The Fluffiest Gluten Free Buttermilk Pancakes

The Fluffiest Gluten Free Buttermilk Pancakes

This is the only gluten free buttermilk pancakes recipe you’ll ever need. They’re absolutely perfect: tall, soft and super fluffy, and with the most amazing flavour thanks to the tangy buttermilk.
Prep Time:10 minutes
Cook Time:20 minutes
Total Time:30 minutes
Course: Breakfast
Cuisine: American
Servings: 6

Ingredients

  • 2 cups cup-for-cup gluten free flour blend
  • 4 tbsp granulated sugar
  • 1 tsp baking powder
  • 1 tsp baking soda
  • ½ tsp salt
  • cups buttermilk room temperature
  • 2 large eggs room temperature
  • 3 tbsp melted unsalted butter plus extra for buttering the pan or griddle
  • ½ tsp vanilla bean paste or 1 tsp vanilla extract

Instructions

Making the pancake batter:

  • In a large bowl, whisk together the gluten free flour blend, sugar, baking powder, baking soda, and salt.
  • In a separate bowl, whisk together the buttermilk, eggs, melted butter and vanilla.
  • Add the wet ingredients to the dry, and whisk well until you get a smooth, thick batter with no flour clumps. Your final pancake batter should be fairly thick but it should be able to easily (yet slowly) run off a spoon or a ladle.

Cooking the pancakes:

  • Pre-heat a frying pan or griddle over medium heat, then reduce the heat to medium-low.
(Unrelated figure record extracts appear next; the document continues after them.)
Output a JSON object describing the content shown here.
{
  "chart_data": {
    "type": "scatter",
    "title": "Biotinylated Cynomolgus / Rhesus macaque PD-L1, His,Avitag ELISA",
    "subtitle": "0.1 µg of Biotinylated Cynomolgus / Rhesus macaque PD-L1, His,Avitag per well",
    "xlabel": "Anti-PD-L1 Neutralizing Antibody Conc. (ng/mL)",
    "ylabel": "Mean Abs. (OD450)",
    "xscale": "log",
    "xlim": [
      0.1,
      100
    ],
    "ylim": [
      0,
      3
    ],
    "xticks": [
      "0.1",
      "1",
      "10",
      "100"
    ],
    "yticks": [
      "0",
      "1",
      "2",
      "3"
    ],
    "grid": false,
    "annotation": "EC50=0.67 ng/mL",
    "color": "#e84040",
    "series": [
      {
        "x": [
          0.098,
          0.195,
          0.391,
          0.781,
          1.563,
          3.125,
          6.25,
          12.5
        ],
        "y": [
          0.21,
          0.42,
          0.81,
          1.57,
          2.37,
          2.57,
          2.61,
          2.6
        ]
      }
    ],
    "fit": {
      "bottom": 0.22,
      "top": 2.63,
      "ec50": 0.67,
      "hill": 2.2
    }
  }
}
Lightly butter the pan or griddle and wipe away any excess butter with a clean paper towel.
  • Dollop the batter onto the pre-heated pan or griddle, and try to get your pancakes as circular as possible. I recommend using about ⅓ cup of batter per pancake – you can portion it out using a ⅓ cup measure, eyeball it, or even use a ⅓ cup ice cream scoop. Depending on the size of your pan or griddle, you can cook 2-3 pancakes at once (or more, if using a large pan or griddle).
  • Cook the pancakes for about 2½-3 minutes on medium-low heat or until you see bubbles appearing on the top surface, the edges are set (not sticky to the touch) and the bottom is a golden brown color. Then, flip the pancakes and cook them for 2½-3 minutes more or until the other side is golden brown as well. Transfer the cooked pancakes to a platter or wire rack and continue with the rest of the batter. The recipe makes 10-12 pancakes, depending on their size.
  • The pancakes are best served warm, immediately after cooking, with maple syrup, fresh fruit or other toppings of choice, but they stay soft and fluffy for a few hours afterwards.